A los que el Señor envió, les dio poder sobre los espíritus inmundos. Tanto en la misión de ayer como en la de hoy el enviado ha de “abrirse paso en la sociedad, sin utilizar su poder sobre las personas, sino humanizando la vida, aliviando el sufrimiento de las gentes, haciendo crecer la libertad y la fraternidad” (Pagola).

El mandato del Señor de no llevar nada para el camino habla de una libertad que permite apoyarse en Dios. No llevar nada es ir uno mismo. A quien le apasione la misión, el apostolado, el servicio, o esté movido a hacer el bien, no le faltará nada. No le faltará pan, ni mochila, ni dinero, le basta ir él mismo fiado de la Palabra audaz y confiada del Señor. Lo demás ya aparecerá en el camino. Cuenta con el Espíritu de Dios y eso basta.

El enviado no va como funcionario ni como experto de oficio. El enviado va a la gente, entra en su casa, en su hogar, que es donde realmente puede dar y recibir buena nueva. Por eso no va de prisa, sabe gastar tiempo con las personas, es paciente. Cuánto bien hace saber esperar al tiempo de Dios, porque su tiempo es oportuno, perfecto. Así pues, cuando entremos a la casa de alguna persona, es decir, a su vida, que nada entorpezca la espera atenta del tiempo de Dios.

Los Discípulos se dejaron guiar por la fuerza de la Palabra y predicaron vida nueva, expulsaron demonios y ungieron enfermos devolviéndoles la salud. Eso mismo toca a los discípulos de hoy, porque hay mucha reconciliación que construir, muchos desencuentros que sanar a fuerza de Buena Nueva. Hay diversos tipos de demonios que sacar para que no sigan matando amores. Y hay muchos males y dolencias que ungir y curar con nuestras manos cálidas, con nuestra palabra medicinal y con nuestra presencia amiga.

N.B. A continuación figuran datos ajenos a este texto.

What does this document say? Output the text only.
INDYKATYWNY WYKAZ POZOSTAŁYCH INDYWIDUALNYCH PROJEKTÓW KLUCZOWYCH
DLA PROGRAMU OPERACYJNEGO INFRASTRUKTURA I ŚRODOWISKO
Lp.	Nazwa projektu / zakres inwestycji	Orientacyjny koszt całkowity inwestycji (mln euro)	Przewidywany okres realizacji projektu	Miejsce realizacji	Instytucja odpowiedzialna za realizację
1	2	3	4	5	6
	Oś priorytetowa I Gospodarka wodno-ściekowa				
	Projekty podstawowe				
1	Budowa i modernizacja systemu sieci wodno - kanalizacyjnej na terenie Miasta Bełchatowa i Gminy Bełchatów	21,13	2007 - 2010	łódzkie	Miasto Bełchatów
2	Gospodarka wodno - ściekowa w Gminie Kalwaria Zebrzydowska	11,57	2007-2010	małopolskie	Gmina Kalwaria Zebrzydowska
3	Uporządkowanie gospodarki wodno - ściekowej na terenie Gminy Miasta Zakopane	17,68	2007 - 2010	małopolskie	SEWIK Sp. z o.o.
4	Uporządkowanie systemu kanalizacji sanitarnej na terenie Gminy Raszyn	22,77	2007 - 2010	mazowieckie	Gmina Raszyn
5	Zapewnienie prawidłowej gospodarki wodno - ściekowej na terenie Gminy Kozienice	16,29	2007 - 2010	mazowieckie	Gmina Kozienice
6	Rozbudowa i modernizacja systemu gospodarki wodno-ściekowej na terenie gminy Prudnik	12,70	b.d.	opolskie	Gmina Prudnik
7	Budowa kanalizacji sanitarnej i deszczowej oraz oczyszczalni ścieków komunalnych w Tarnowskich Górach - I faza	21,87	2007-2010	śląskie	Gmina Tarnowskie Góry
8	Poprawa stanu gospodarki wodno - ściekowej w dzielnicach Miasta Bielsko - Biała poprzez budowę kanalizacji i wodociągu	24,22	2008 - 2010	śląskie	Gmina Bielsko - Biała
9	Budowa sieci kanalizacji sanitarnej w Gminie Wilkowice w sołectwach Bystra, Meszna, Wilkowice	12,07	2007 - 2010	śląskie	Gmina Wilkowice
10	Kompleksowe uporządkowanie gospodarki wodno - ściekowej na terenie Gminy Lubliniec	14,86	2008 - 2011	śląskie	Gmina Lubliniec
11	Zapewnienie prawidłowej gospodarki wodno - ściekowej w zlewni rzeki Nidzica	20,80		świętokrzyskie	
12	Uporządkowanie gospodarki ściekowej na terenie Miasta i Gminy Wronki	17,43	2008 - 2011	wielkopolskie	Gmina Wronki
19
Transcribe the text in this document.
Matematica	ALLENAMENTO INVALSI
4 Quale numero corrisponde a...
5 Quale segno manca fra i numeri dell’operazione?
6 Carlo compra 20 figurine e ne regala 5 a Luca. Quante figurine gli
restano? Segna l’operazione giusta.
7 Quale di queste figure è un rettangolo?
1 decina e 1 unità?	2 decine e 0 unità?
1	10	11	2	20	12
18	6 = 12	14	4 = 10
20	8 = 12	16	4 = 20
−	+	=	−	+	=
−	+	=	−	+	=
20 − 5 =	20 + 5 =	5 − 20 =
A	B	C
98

Por: P. Gustavo Albarrán, SJ.

Los Matices de tu Llamada

 ¡Son innumerables, Dios mío, los matices de tu llamada! ¡Y las vocaciones esencialmente diversas! Cada una de las regiones, de las naciones, de las categorías sociales tiene sus apóstoles. Yo quisiera ser, Señor, con mi modesta aportación el apóstol, y así puedo decirlo, el evangelista de tu Cristo en el Universo.

Me has concedido, Dios mío, el don de sentir la unidad viva y profunda que tu Gracia ha desparramado misericordiosamente sobre nuestra pluralidad. Universalidad de tu atracción divina y valor interno de tu operar humano. Ardo en deseos, Dios mío, de propagar esa doble revelación que Tú me haces, y de realizarla.

Si me juzgas digno de ello, Señor, descubriré a quienes la vida resulta banal y carente de interés, los horizontes ilimitados del esfuerzo humilde e ignorado que puede, si la intención es pura, añadir a la proyección del Verbo Encarnado un elemento nuevo, elemento sentido por Cristo y asociado a su inmortalidad.

El Mundo entero está concentrado y pendiente de la espera de la unión divina. Todo converge hacia Cristo.